DNA fragmentation assays are becoming widely popular among reproductive centers and a large amount of data is now available. These various assays have untested thresholds and often lack concordance among each other [17]. Among these tests, SCSA is considered the gold standard [18] and the COMET assay is reputed to be the most sensitive and particularly useful for identifying double-stranded breaks [19] although recent meta-analysis studies have reported the TUNEL assay as having high sensitivity and specificity compared to other DNA fragmentation assays [17, 20]. A simple and more consistent approach is to utilize in-house testing that would allow consistent, expedited, and cost-effective methods to screen couples.

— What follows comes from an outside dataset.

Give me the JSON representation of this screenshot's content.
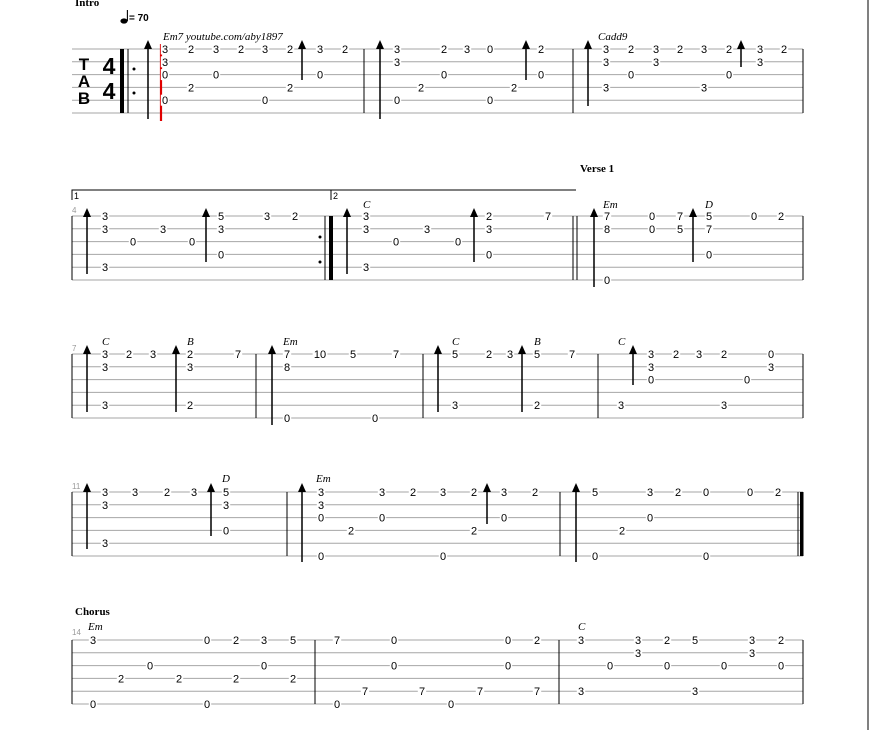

The presence of a normal SDF would suggest the use of standard in vitro insemination to enhance chances of pregnancy (P = 0.01) while couples that present with abnormal SDF should benefit directly from ICSI to alleviate the effect of a compromised male genome, as ICSI would select the most motile spermatozoon [21]. Indeed, the correlation of SDF with motility has been known for some time [16] and therefore, would be advantageous to use ICSI insemination [22]. It is, indeed, the proportion of highly progressive motile spermatozoa in a specimen that indicates low incidence of SDF and therefore, techniques that select for the most motile spermatozoa for injection, such as ICSI, are the preferred method [16, 23]. Moreover, couples with normal SDF that had failed IVF may have better chances of pregnancy with ICSI using ejaculated spermatozoa [24, 25]. It is becoming more clinically relevant to propose to couples with unexplained infertility or with recurrent pregnancy loss the utilization of surgically retrieved spermatozoa. It has been observed in several studies, including our own, that the collection of spermatozoa from the epididymis or more preferably the testicle, displays SDF below threshold even in men with high DNA fragmentation in their ejaculate [10, 11, 26].

The situation becomes more complex when the couple fails ICSI even with ejaculated spermatozoa. Our intimate collaboration with the reproductive urologists has allowed us to perform a study on the usefulness of utilizing surgically retrieved spermatozoa in men with higher incidence of chromatin fragmentation in their ejaculate. Our experience has evidenced that even in the most severe cases of DNA fragmentation, the incidence of SDF progressively decreases when samples are retrieved from the proximal sites of the male genital tract, resulting in almost consistently normal SDF in the testicle. When comparing semen source, there is a clear improvement in clinical outcome utilizing testicular and epididymal spermatozoa in comparison to the ejaculated counterpart, supporting the concept that sperm chromatin integrity degrades post-testis in transit through the male genital tract [12]. While the option of repeating an ICSI attempt with ejaculated spermatozoa is still valid, the decision to use surgically retrieved spermatozoa is becoming more accepted. Indeed, recent studies have shown higher clinical pregnancy and delivery rates with reduced miscarriages [11, 12] supported by the reassuring preliminary data on the perinatal outcomes of newborns resulting from testicular spermatozoa [27, 28].

This study delineates how testing for sperm DNA fragmentation can potentially assist the treating physician in determining the best reproductive treatment method for an individual couple based on their infertility profile. The use of a supplemental assay to assess the male gamete beyond a standard semen analysis is an affordable and reasonable step to take prior to choosing the next treatment approach, potentially decreasing the number of unnecessary treatment cycles. This may alleviate some financial and emotional distress and ultimately shorten the time to conceive.